Very interesting, thank you for letting me know. I kind of expected that this is where we are right now, I am still catching up with the literature.
So even though we have the complete C. elegans connectome, this is not enough? (As you said, we don’t understand individual neurons, synaptic weight, or learning rules well enough.) A quick search seems to show that the relevant sensorimotor circuits have been studied before. Is it not possible to model these directly?

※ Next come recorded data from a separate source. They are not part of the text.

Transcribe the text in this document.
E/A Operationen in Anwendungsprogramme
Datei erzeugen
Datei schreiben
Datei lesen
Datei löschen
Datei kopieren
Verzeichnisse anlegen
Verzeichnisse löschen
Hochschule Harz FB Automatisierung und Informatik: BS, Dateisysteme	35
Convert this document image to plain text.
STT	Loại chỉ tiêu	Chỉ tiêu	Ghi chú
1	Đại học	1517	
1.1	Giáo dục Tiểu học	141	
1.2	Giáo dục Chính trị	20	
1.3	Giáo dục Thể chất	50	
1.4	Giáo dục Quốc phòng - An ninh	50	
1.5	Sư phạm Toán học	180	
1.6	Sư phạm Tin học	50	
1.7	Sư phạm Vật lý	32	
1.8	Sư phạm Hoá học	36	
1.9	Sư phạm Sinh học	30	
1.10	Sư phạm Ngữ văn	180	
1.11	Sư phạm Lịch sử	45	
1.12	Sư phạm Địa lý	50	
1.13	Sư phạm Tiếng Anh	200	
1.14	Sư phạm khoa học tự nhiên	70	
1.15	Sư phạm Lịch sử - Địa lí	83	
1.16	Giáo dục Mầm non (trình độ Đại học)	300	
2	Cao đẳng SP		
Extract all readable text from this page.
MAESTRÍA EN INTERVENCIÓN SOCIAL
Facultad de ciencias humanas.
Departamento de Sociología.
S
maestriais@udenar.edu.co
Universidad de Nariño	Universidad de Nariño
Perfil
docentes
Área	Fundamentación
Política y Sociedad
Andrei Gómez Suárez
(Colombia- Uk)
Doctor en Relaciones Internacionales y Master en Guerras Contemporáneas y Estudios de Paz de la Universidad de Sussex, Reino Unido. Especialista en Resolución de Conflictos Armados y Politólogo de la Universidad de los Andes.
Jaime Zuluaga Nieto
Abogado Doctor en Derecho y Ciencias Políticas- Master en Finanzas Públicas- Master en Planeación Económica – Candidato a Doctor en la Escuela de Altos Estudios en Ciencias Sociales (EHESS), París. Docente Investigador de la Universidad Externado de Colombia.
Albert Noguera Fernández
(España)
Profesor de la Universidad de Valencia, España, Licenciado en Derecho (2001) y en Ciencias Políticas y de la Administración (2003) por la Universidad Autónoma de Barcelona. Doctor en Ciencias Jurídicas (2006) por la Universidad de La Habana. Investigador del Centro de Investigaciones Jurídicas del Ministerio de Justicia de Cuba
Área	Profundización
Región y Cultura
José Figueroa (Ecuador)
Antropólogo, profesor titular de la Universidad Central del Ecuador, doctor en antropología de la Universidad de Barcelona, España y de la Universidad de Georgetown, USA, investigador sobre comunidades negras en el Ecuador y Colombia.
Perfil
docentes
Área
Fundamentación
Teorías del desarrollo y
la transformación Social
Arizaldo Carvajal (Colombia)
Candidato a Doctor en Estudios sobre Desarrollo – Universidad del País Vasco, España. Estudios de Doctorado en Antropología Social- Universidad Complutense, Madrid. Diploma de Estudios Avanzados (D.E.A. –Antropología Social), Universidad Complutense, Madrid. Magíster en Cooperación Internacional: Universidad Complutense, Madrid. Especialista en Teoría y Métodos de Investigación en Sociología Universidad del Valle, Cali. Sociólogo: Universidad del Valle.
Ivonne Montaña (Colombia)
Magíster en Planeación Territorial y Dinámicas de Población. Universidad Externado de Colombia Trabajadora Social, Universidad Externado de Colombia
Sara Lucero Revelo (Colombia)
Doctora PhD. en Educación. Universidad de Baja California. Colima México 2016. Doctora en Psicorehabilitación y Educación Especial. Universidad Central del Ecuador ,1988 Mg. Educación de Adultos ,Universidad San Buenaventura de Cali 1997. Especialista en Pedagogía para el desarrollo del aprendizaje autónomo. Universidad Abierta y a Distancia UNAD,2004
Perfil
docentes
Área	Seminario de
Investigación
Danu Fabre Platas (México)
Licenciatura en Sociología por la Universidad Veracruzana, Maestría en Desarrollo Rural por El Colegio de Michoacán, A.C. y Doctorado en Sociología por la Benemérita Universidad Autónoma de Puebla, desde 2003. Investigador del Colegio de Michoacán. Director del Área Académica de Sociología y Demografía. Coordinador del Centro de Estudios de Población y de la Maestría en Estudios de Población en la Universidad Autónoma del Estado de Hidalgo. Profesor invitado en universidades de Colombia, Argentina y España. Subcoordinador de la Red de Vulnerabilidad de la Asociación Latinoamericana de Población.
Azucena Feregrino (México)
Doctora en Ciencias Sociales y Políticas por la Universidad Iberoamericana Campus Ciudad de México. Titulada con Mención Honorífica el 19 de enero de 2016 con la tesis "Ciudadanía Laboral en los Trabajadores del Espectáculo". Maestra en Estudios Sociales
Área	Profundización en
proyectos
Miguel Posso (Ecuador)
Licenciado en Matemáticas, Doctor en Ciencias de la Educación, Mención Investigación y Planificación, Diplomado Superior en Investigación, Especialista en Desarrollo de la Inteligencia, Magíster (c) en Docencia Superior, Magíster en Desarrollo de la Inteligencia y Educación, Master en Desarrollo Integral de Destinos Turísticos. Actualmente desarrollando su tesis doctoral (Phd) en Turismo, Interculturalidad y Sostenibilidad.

https://pmc.ncbi.nlm.nih.gov/articles/PMC4082684/
If not, perhaps starting with an organism that is even simpler than C. elegans would help.
To my knowledge, the most recent c. elegans model was all the way back in 2009
it is this PhD thesis which I admit I have not read in its entirety.
I found on the OpenWorm history page which is looking rather sparse unfortunately.
I was trying to go through everything they have, but again, was very disillusioned after trying to fully replicate + expand this paper on chemotaxis. You can read more about what I did here on my personal site. It’s pretty lengthy so the TL;DR is that I tried to convert his highly idealized model back into explicit neuron models and it just didn’t really work. Explicitly modeling c elegans in any capacity would be a great project because there is so much published, you can copy others and fill in details or abstract as you wish. There is even an OpenWorm slack but I don’t remember how to join + it’s relatively inactive.
That is more than enough stuff to keep you busy but if you want to hear me complain about learning rules read on.
I am really frustrated with learning rules for a couple reasons. The biggest one is that researchers just don’t seem to have very much follow through on the obvious next steps. either that or I’m really bad at finding/reading papers. In any case, what I would love to work on/read about a learning algorithm that
Uses only local information + maybe some global reward function (as in, it can’t be some complicated error minimizer like backpropagation, people generally call this biologically plausible)
Has experimental evidence that real neurons really learn like this
Can do well on one shot learning tasks (fear/avoidance can be learned from single negative stimuli even in really simple animals)
Performs well on general learning, as an example, I tried to recreate tuning curves with LIF neurons using the BCM rule + homeostasis, it was really easy to get a population of neurons to respond differently to horizontal vs vertical sine waves but if those sine waves had a phase shift it basically completely failed.
Work with deep/complex recurrent architecture
From what I can tell, many papers address one or two of these but fail to capture everything. Maybe I’m being too greedy, but I feel like this list is pretty sensible for a minimum of whatever learning algorithms are at play in the brain.
I am going to work on the project I outline here but I would genuinely love to help you even if it’s just bouncing ideas off me. Be warned, I also am not formally trained in a lot of neuroscience so take everything I say with a heap of salt.